I saw this on my recent trip to New York City. I dragged a friend (who I met originally from these message boards, how about that?) along with me who was reluctant to see it for all the reasons that have been stated here. I was just curious to see it though, as I'm sure is a reason many are buying tickets for this in general.
I have to agree with the OP here, I thought it was well made but completely trapped in a homage that it wanted to escape but couldn't. It was a tug of war between contemporary approach and experiment in recreation which never found a true balance.
The cinematography was excellent but was representative of the fundamental problem in the film for me - some shots were ellaborate "modern" styled camera movements that embraced all the technology and capabilities a 2011 film has at it's disposal to make such beautiful, fluid, interesting camera movements, framing, etc. However, sometimes the camera was forced into a lock down position and framed everything as if it were trying to recreate how they made a film in 1920 - fine, but once you've shown me how interesting things can be and look with all the modern stylization, I'm more interested to see a silent film made by contemporary artists than to see contemporary artists try and recreate a fake old film. At times, some of the sequences seemed to be borderline embracing the cliched fast movements of silent films... which is actually a frame rate problem of whatever transfer and not intentional (correct me if I'm wrong?).
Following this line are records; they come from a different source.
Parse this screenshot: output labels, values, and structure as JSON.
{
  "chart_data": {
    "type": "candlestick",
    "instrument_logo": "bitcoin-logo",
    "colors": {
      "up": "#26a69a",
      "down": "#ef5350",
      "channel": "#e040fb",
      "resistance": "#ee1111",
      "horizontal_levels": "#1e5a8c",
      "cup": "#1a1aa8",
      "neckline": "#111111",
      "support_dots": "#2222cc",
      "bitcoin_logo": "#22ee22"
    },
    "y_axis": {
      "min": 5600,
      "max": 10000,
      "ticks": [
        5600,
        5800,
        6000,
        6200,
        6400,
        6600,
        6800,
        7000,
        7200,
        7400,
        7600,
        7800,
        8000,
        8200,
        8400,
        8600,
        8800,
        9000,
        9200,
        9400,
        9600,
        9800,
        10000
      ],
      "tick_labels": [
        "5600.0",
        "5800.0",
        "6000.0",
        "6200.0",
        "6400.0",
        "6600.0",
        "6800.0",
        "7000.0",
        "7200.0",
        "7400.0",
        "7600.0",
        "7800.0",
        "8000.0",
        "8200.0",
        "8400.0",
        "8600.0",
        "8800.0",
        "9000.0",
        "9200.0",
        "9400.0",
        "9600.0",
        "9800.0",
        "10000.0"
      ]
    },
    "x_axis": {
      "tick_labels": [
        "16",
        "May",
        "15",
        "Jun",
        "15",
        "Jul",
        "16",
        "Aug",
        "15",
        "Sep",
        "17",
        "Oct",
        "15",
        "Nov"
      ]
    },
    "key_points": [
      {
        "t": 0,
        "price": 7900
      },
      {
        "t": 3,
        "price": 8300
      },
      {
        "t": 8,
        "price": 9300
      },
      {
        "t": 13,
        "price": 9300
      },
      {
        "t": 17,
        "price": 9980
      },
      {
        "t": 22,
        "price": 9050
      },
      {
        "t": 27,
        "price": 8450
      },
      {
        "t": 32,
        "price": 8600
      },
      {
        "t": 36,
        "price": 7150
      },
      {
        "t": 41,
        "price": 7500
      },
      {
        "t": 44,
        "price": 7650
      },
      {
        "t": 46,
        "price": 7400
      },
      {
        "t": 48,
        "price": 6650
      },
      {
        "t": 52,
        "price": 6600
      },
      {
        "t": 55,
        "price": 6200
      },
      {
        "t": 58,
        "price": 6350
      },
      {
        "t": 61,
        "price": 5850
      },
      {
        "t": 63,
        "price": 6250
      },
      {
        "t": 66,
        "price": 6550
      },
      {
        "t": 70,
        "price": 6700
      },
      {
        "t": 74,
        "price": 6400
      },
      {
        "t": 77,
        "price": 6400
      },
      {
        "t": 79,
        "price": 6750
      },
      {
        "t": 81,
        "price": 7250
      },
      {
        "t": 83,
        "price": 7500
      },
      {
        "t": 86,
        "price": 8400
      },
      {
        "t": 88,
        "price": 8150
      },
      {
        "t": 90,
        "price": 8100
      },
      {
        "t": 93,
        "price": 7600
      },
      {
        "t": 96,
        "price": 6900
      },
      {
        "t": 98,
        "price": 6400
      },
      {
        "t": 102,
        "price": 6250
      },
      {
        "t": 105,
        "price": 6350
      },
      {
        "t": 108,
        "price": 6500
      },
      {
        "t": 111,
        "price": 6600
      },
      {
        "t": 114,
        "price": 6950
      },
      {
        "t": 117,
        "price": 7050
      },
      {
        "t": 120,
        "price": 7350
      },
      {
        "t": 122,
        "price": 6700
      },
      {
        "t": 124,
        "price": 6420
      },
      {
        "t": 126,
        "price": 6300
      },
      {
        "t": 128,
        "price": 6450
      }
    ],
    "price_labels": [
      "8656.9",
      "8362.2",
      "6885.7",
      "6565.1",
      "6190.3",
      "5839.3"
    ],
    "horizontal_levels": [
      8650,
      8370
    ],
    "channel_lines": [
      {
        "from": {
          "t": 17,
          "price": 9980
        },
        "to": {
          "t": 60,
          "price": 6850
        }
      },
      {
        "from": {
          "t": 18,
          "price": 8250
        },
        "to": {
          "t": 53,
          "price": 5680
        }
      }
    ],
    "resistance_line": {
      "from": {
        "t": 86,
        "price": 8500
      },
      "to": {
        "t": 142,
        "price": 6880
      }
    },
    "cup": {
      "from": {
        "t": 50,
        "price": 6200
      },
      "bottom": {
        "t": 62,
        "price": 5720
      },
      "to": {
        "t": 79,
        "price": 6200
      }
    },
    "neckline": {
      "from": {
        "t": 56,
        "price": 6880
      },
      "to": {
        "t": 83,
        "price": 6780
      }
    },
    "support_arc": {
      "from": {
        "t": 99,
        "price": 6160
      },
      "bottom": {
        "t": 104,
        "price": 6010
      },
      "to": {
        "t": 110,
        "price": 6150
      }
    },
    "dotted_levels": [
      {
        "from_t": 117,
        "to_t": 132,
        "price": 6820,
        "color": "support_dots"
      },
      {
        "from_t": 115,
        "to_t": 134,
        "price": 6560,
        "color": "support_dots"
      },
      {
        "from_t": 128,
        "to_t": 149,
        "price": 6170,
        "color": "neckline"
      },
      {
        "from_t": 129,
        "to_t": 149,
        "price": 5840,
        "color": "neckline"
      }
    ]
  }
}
For example, more or less whenever there is "action"... like the car driving into the tree - the movements of the characters seem to be flirting with that "style", which isn't a style at all.
I also agree wholeheartedly with the OP about the missed opportunity
the dream sequence had me sitting up in my seat and thinking "this is what everyone must be talking about - what a great idea!" I loved where that was going. And before it even started, it was over!
The acting was very good though and I thought it was funny that Dujardin and Bejo were going to be catapulted to international stardom on these roles - and face the exact same problem that the film focused on... stars of silent cinema typecast into silent roles and unable to make the jump to sound films. That will make for a peculiar situation. Worthy of a film in itself!

So despite the "feel good" cheese of too much of the film, I did enjoy it and think it very nice that something like this will get some major Oscar traction and be a gateway to silent cinema for a lot of new viewers who otherwise wouldn't have even considered it. And if it wins Best Picture, all the better. It's cheesey, but hey it's beautiful, in black and white and not something you see everyday. I enjoyed it for what it was and tried my best to turn off my film buff brain for a bit to enjoy the experience (for the most part, unsuccessfully). 3 or 3.5 / 5 for me.